Yaşamımızın olağan günlük akışında meydana gelen olağanüstü ve gerek ruhsal, gerekse fiziksel açıdan zorlayıcı haller yaşamımızda krize yol açabilirler. Günlük yaşamımızı yeniden olağan akışına döndürecek bir kriz yönetimi yapamadığımız durumlarda ise, “ruhsal travma” yaşayabiliriz.
Travmatik durumlar iş ve iş-dışındaki yaşam alanlarımızda ortaya çıkabilir. Örneğin, işimizi kaybetme, işyerimizdeki yıkıcı çatışmalar, mobbing, kazalar, terör saldırıları, yakın ilişki kaybı, ciddi hastalık veya ölüm gibi çok sayıda olay, bizi travmatize edebilme potansiyeli olan ve yaşamımızda kriz yaratabilecek durumlardır.
İş dışı yaşamımızda olduğu gibi, iş yerinde maruz kaldığımız travmatik durumlar bizde aşırı strese bağlı birtakım belirtilere yol açabilir. Yaşadığımız olayla ilgili zihnimizi kaplayan rahatsız edici imge ve düşünceler, huzursuzluk, dikkat dağınıklığı, uyku düzenimizde bozulma, yoğun üzüntü, yoğun kaygı, öfke, bedensel gerilime bağlı ağrılar gibi hem fiziksel, hem duygusal hem de zihinsel boyutlarda pek çok belirtiden söz edebiliriz.

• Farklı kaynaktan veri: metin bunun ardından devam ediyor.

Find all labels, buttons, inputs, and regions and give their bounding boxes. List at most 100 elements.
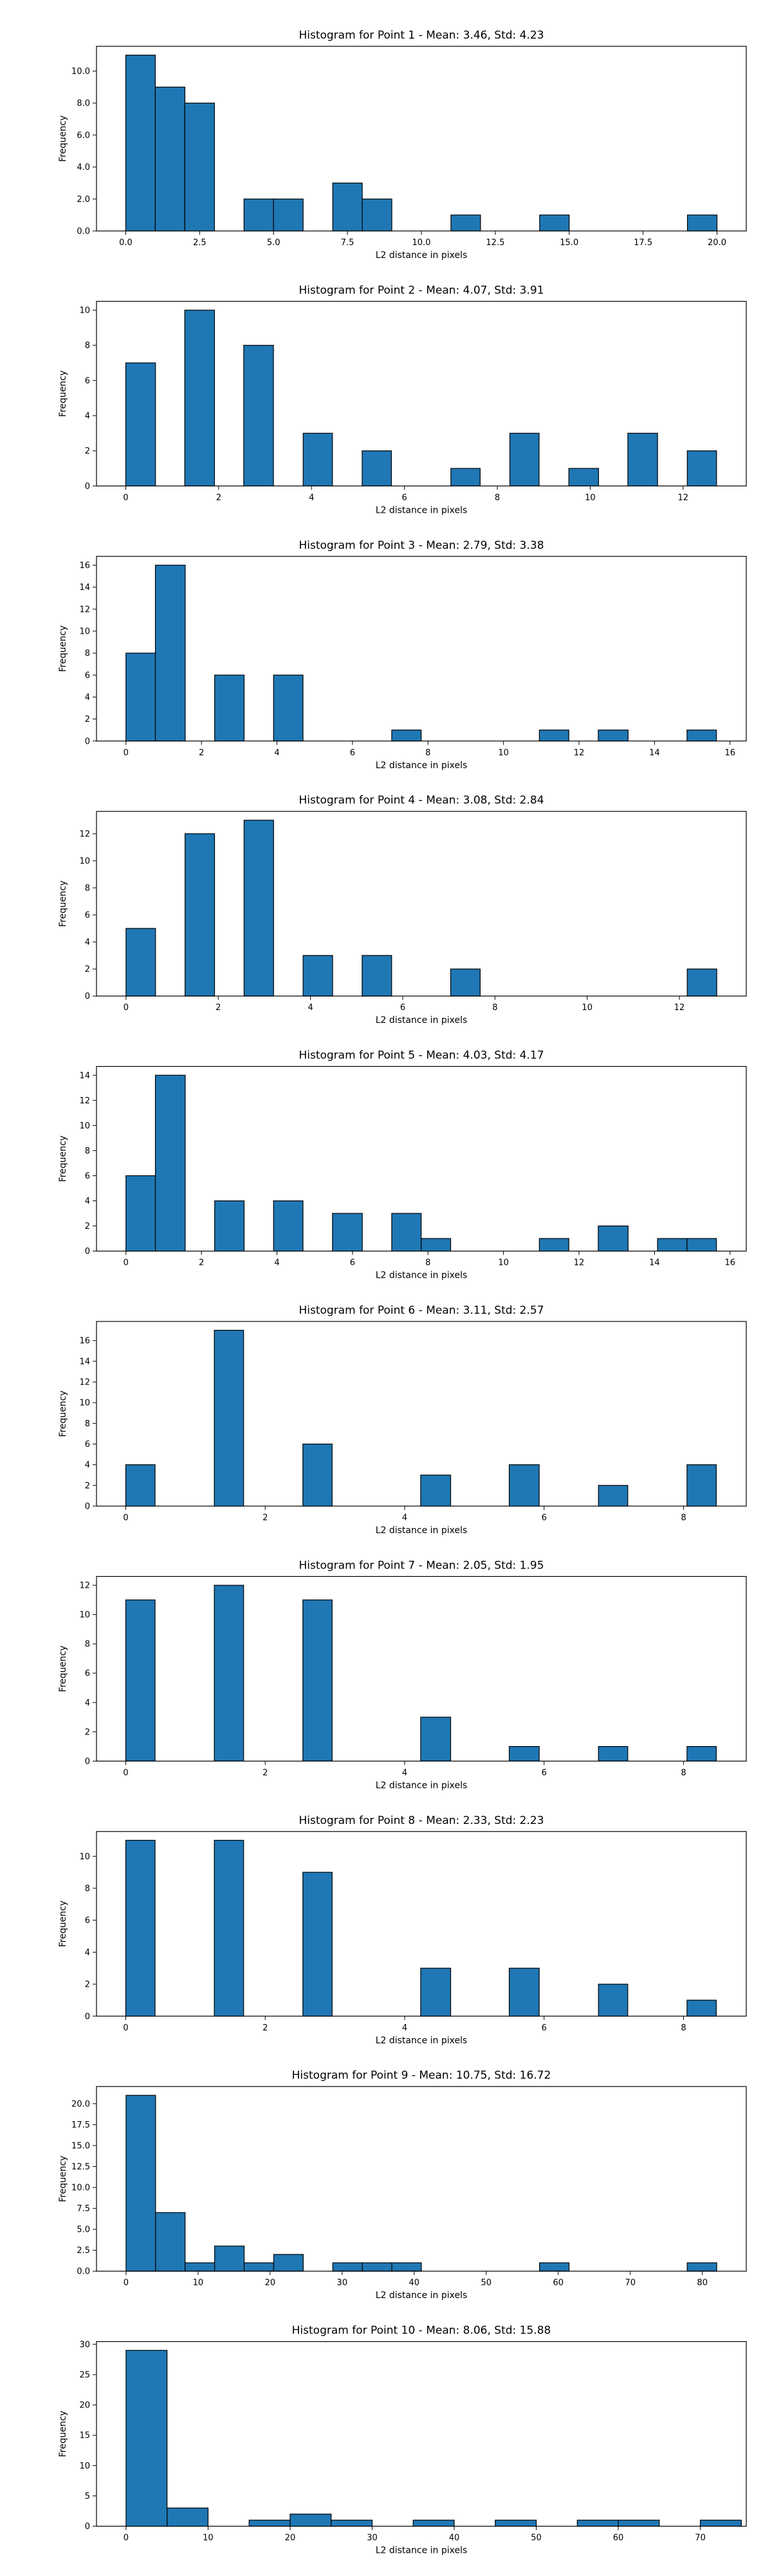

İşyerinde yaşanan travmatik olaylarda ise saydıklarımıza ek olarak çalışanda işe gitmede isteksizlik, performans düşüklüğü, hatalı iş yapma, güven kaybı, bağlılıkta azalma gibi çok sayıda belirti de ortaya çıkartabilir. Buraya kadar söylediklerimizden görüleceği gibi küçük ya da büyük kriz ve travmalarin hem iş, hem de iş-dışı hayatımızda oldukça sık ortaya çıkma olasılığı bulunuyor. Bu nedenle herkesin ve özellikle çalışanların bu konuda doğru ve yeterli bilgi sahibi olmasında yarar vardır. Keza işyerindeki yöneticilerin kriz yönetimi ve travmaya doğru yaklaşım konusunda yetkin olması liderlik vasıflarından biri olarak değerlendirilebilir.